Follow Utah’s Mitt Romney around Capitol Hill and you’ll see eye-wateringly sugary coverage of him visiting a Halloween-themed dog costume party or dressing up as Ted Lasso with his bestie Kyrsten Sinema. You won’t find Chuck Todd holding Romney’s feet to the fire over his opposition to universal pre-K when nearly 50,000 young Utahns lack access to a quality preschool.
Tennessee’s Marsha Blackburn, a Fox News regular who will happily tout COVID-19 conspiracy theories, isn’t interested in explaining her red-line opposition to providing even a dollar of additional Medicare or Medicaid funding for dental or vision care. Maybe that’s because in Tennessee, nearly a fifth of residents say they have serious dental problems but lack the coverage to get necessary care. Democrats need to make her explain.
Voters can’t be expected to know their Republican representatives are screwing them. Who has been telling them? Certainly not the Republicans, who proved after the COVID-19 stimulus vote in March that they will simply claim credit for Biden spending bills they actively fought to kill. It’s up to Democrats to take their message into red states and red districts, and make clear that Republicans were happy to keep Americans suffering.

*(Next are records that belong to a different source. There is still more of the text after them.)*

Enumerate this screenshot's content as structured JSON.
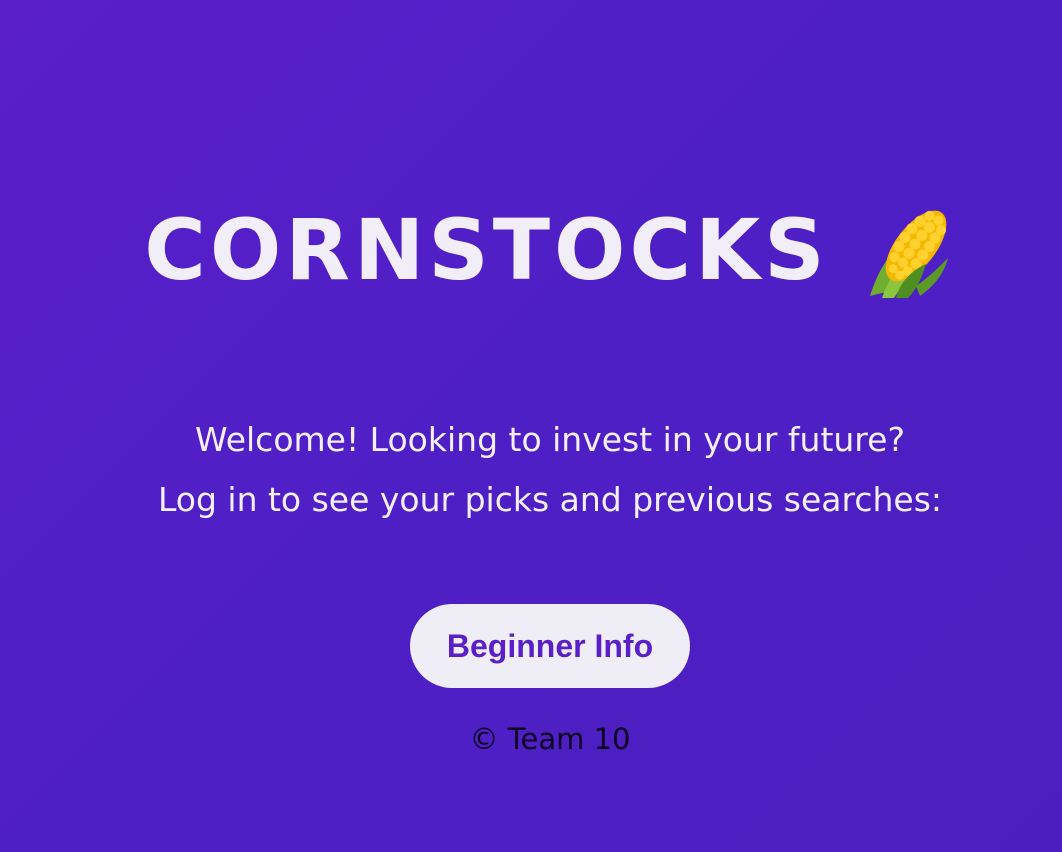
{
  "header": {
    "title": "CORNSTOCKS",
    "title_icon": "corn-icon"
  },
  "intro": {
    "line1": "Welcome! Looking to invest in your future?",
    "line2": "Log in to see your picks and previous searches:"
  },
  "actions": {
    "beginner_info_label": "Beginner Info"
  },
  "footer": {
    "copyright": "© Team 10"
  },
  "colors": {
    "background": "#5020c6",
    "button_bg": "#efedf5",
    "button_text": "#5a1fc9"
  }
}
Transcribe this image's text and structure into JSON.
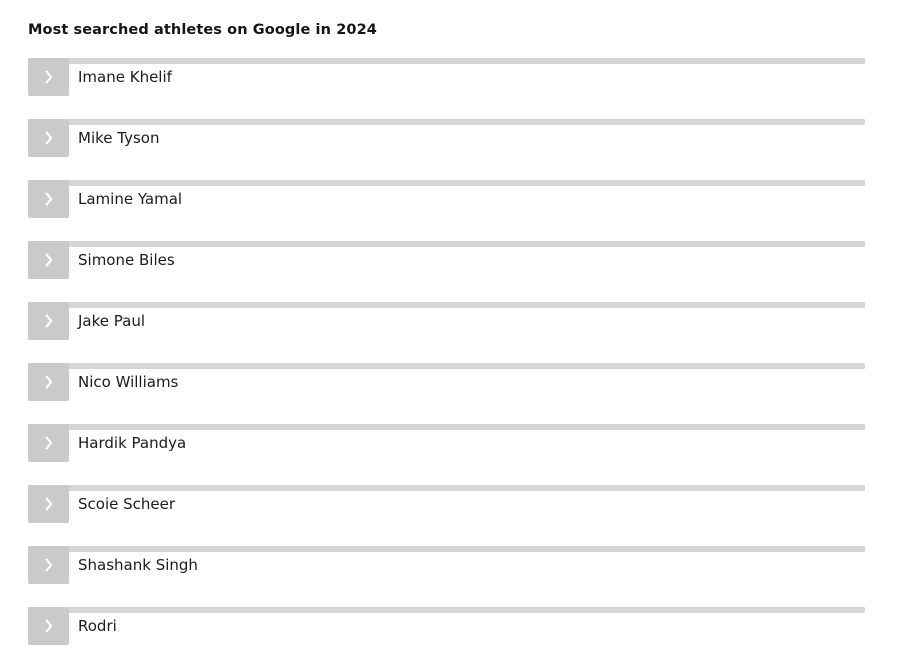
{
  "header": {
    "title": "Most searched athletes on Google in 2024"
  },
  "list": {
    "expand_icon": "chevron-right-icon",
    "items": [
      {
        "name": "Imane Khelif"
      },
      {
        "name": "Mike Tyson"
      },
      {
        "name": "Lamine Yamal"
      },
      {
        "name": "Simone Biles"
      },
      {
        "name": "Jake Paul"
      },
      {
        "name": "Nico Williams"
      },
      {
        "name": "Hardik Pandya"
      },
      {
        "name": "Scoie Scheer"
      },
      {
        "name": "Shashank Singh"
      },
      {
        "name": "Rodri"
      }
    ]
  },
  "colors": {
    "page_background": "#ffffff",
    "title_text": "#151515",
    "item_text": "#1c1c1c",
    "rule": "#d6d6d6",
    "button_fill": "#cacaca",
    "chevron": "#ffffff"
  }
}
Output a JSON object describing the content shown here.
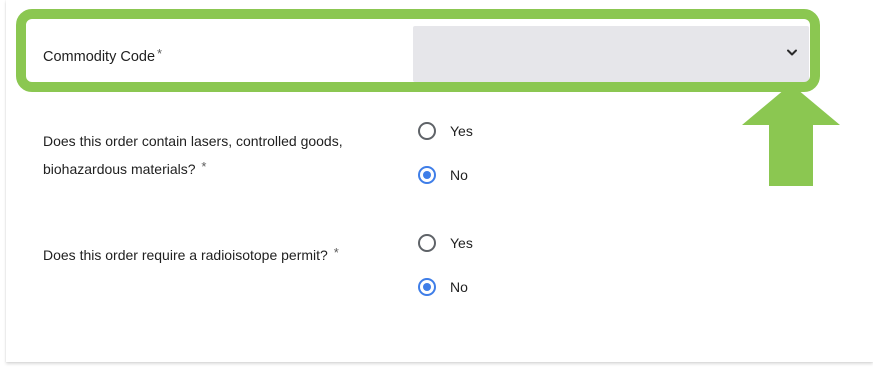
{
  "form": {
    "commodity_code": {
      "label": "Commodity Code",
      "required_mark": "*",
      "selected_value": ""
    },
    "q1": {
      "text": "Does this order contain lasers, controlled goods, biohazardous materials?",
      "required_mark": "*",
      "options": [
        {
          "label": "Yes",
          "checked": false
        },
        {
          "label": "No",
          "checked": true
        }
      ]
    },
    "q2": {
      "text": "Does this order require a radioisotope permit?",
      "required_mark": "*",
      "options": [
        {
          "label": "Yes",
          "checked": false
        },
        {
          "label": "No",
          "checked": true
        }
      ]
    }
  },
  "annotation": {
    "highlight_color": "#8bc751",
    "arrow_color": "#8bc751",
    "arrow_icon": "arrow-up-icon"
  },
  "colors": {
    "select_background": "#e6e6ea",
    "radio_checked": "#3f7ee8"
  }
}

Rarely in history have Democrats been handed the winning issue they now control. Majorities and in some cases supermajorities of Americans support the core elements of Biden’s Build Back Better plan. If DNC Chair Jaime Harrison was looking for a tailor-made advertising campaign, he could hardly do better than telling Iowans and Michiganders and Floridians exactly how many life-improving benefits their GOP legislators nearly stole from them.
“The agenda that’s in these bills is what 81 million Americans voted for,” Biden said from the White House on Thursday. “More people voted than at any time in American history. That’s what they voted for. Their voices deserve to be heard, not denied—or worse, ignored.”
If Biden and Democrats want to drive that message home, they’ll need to get these bills made into laws and then get on the road and on the airwaves to draw a bright line between the GOP’s refusal to govern and the very real ways that inaction hurts every single American and those they love.
The Build Back Better plan Democrats will soon pass is a smaller, weaker version of its more ambitious protolith. But it does many good and consequential things that will doubtlessly help hundreds of millions of people. Now Democrats must make Republicans explain why they didn’t care about their voters enough to help.